217: Two museums, four exhibitions
SOTO's House of Tsuzumi, Junya Ishigami's water museum, LANZA's Serpentine Pavilion, McGlashan and Everist's Heide gallery, Cheng Yuzheng in Beijing, and Kneer at Blue Velvet.
Six projects this week, split between buildings that hold art and the work that fills them. In Japan, SOTO-ARCHiTECTS sets House of Tsuzumi as a residence with a single theatrical gesture. In China, Junya Ishigami and associates float the Zaishui Art Museum across an artificial lake. In London, LANZA atelier is named for the Serpentine Pavilion 2026. In Australia, Heide by McGlashan and Everist returns through Danny Kai’s lens. And in Beijing, Cheng Yuzheng’s Life on Mars opens at Reflexion, with Julian-Jakob Kneer’s Gestalt closing the week at Blue Velvet.
The thread running across the six is the porous edge between architect and artist. Ishigami builds a museum that behaves like a body of water. LANZA approach the Serpentine commission as sculpture. McGlashan and Everist’s 1960s gallery house is reread as composition rather than container. Cheng Yuzheng treats the exhibition as terrain, Kneer treats the figure as instrument, and SOTO-ARCHiTECTS lets a single curved wall do the work of a stage set. Six positions on how form proposes a programme, and how a programme answers back.

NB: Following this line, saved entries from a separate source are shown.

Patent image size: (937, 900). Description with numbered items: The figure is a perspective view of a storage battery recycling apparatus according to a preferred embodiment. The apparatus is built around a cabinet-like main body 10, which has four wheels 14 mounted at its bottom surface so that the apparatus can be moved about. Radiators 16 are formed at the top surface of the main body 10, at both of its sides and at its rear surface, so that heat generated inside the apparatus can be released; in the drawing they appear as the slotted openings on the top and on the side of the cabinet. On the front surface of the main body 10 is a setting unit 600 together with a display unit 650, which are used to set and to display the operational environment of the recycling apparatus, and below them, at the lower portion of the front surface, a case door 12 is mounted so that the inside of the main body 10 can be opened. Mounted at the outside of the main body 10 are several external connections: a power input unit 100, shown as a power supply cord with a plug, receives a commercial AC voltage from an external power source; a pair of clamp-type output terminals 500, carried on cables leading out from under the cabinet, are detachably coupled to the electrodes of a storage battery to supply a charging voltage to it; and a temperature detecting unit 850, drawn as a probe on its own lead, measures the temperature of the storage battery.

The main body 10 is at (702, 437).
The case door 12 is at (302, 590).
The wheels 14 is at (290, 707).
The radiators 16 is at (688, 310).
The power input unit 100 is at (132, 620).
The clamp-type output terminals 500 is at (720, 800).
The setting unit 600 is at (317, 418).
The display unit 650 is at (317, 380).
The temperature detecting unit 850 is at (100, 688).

From Jutaku: Wedged between Edo-era workshops and apartment blocks in Tokyo, SOTO-ARCHiTECTS designs House of Tsuzumi, a three-storey volume cinched at its waist to pull morning light into rooms the sun would otherwise skip.
A kilometre of building brushes the surface of an artificial lake in Rizhao, Shandong in China, where junya ishigami + associates places the Zaishui Art Museum as Ishigami’s “gentle giant.”
From London Guide: On the lawn beside the Serpentine South Gallery in London, Mexico City studio LANZA atelier builds a serpentine, a 2026 pavilion of red brick walls that bend rather than stand straight.
On the Birrarung in Melbourne, McGlashan and Everist built Heide for John and Sunday Reed in 1967, a Mt Gambier limestone gallery designed to outlast fashion and read, eventually, as a ruin.
Inside a vaulted concrete hall in Beijing, Reflexion opens Life on Mars, Cheng Yuzheng‘s first Beijing solo, ten small acrylic and oil paintings hung sparsely across white walls.
Inside Blue Velvet Projects, a converted apartment in Zürich, Julian-Jakob Kneer mounts Gestalt, a body of work that treats the executive attaché case as portable law and prosthesis of self-control.